$a,b,c$ are positive real numbers such that, $a+b+c\ge abc$. Prove that $a^2+b^2+c^2\ge \sqrt{3}abc$

$a,b,c$ are positive real numbers such that, $a+b+c\ge abc$. Prove that $a^2+b^2+c^2\ge \sqrt{3}abc$

My work:
I tried using Cauchy-Schwarz inequality to find that,
$(a^2+b^2+c^2)(1^2+1^2+1^2)\ge (a+b+c)^2$
$(a^2+b^2+c^2)\ge \dfrac13(a+b+c)^2$
$\sqrt{(a^2+b^2+c^2)}\ge \dfrac{1}{\sqrt{3}}(a+b+c)\ge \dfrac{1}{\sqrt{3}}abc$
which is not what I need and neither I can use it to prove the required inequality. Please help.

Solution 1:

We have $a^2 + b^2 + c^2 \geq \frac{(a+b+c)^2}{3} \geq \frac{(abc)^2}{3}$ and $a^2+b^2+c^2 \geq 3 \sqrt[3]{a^2b^2c^2}$ by AM-GM. Take the $1/4$-th power of the first inequality and the $3/4$-th power of the second inequality, and multiply (this is allowed since everything is positive).
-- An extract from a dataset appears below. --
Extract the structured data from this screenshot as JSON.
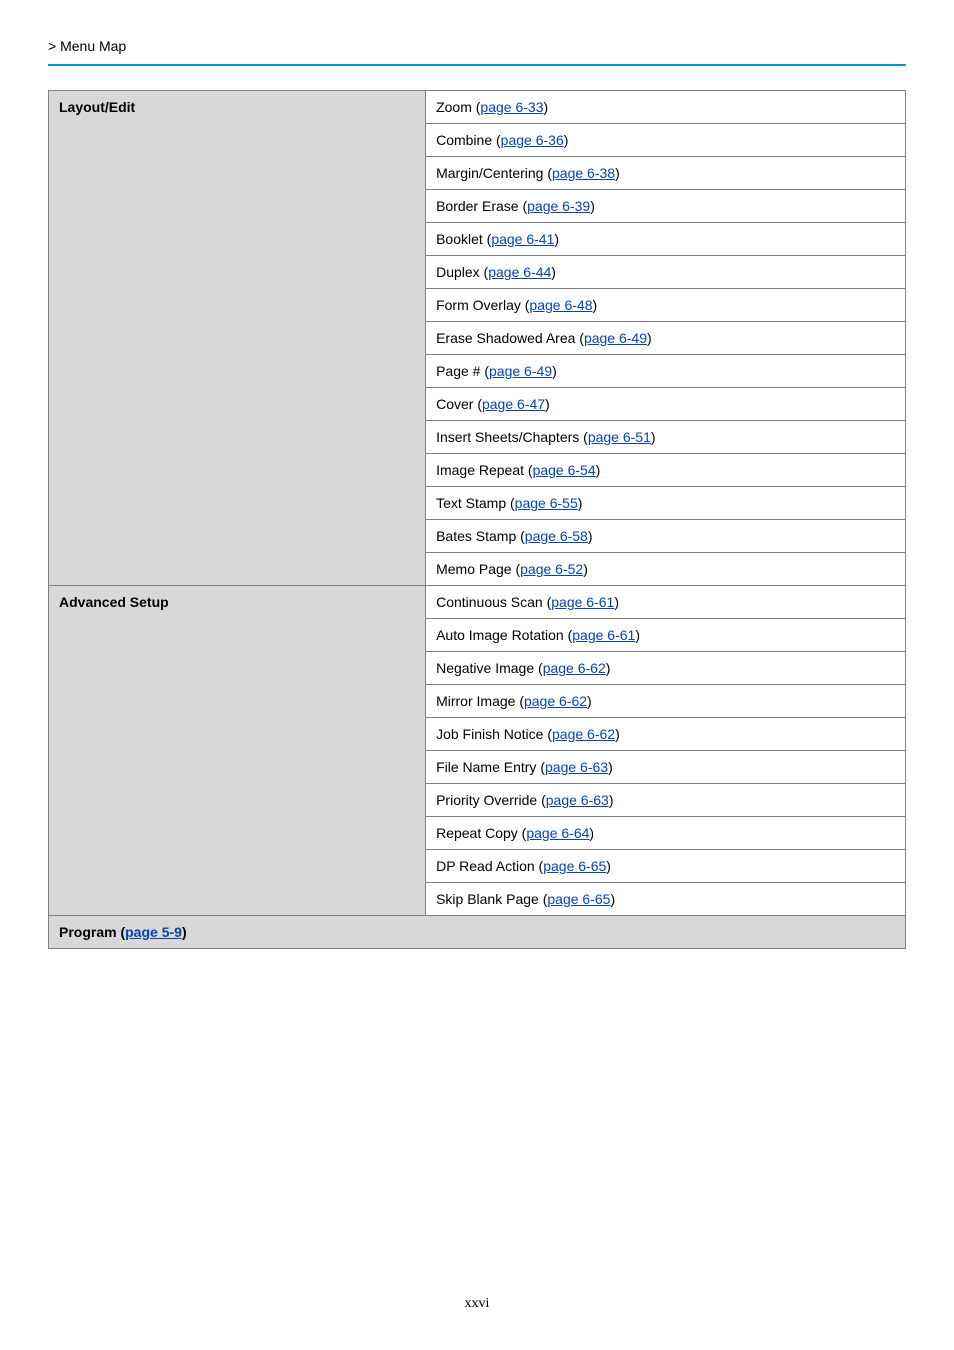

The result is $a^2+b^2+c^2 \geq \sqrt{3}{abc}$.

Solution 2:

here is another way

$$(a^2+b^2+c^2)^2=\sum\limits_{cyc} a^4 + \sum\limits_{cyc} 2a^2b^2 \ge abc(a+b+c) + 2abc(a+b+c) =3abc(a+b+c)\ge3a^2b^2c^2$$

inequality $\sum\limits_{cyc} a^4 \ge \sum\limits_{cyc} a^2b^2 \ge abc(a+b+c)$ can be proved using AM-GM or Cauchy-Schwarz.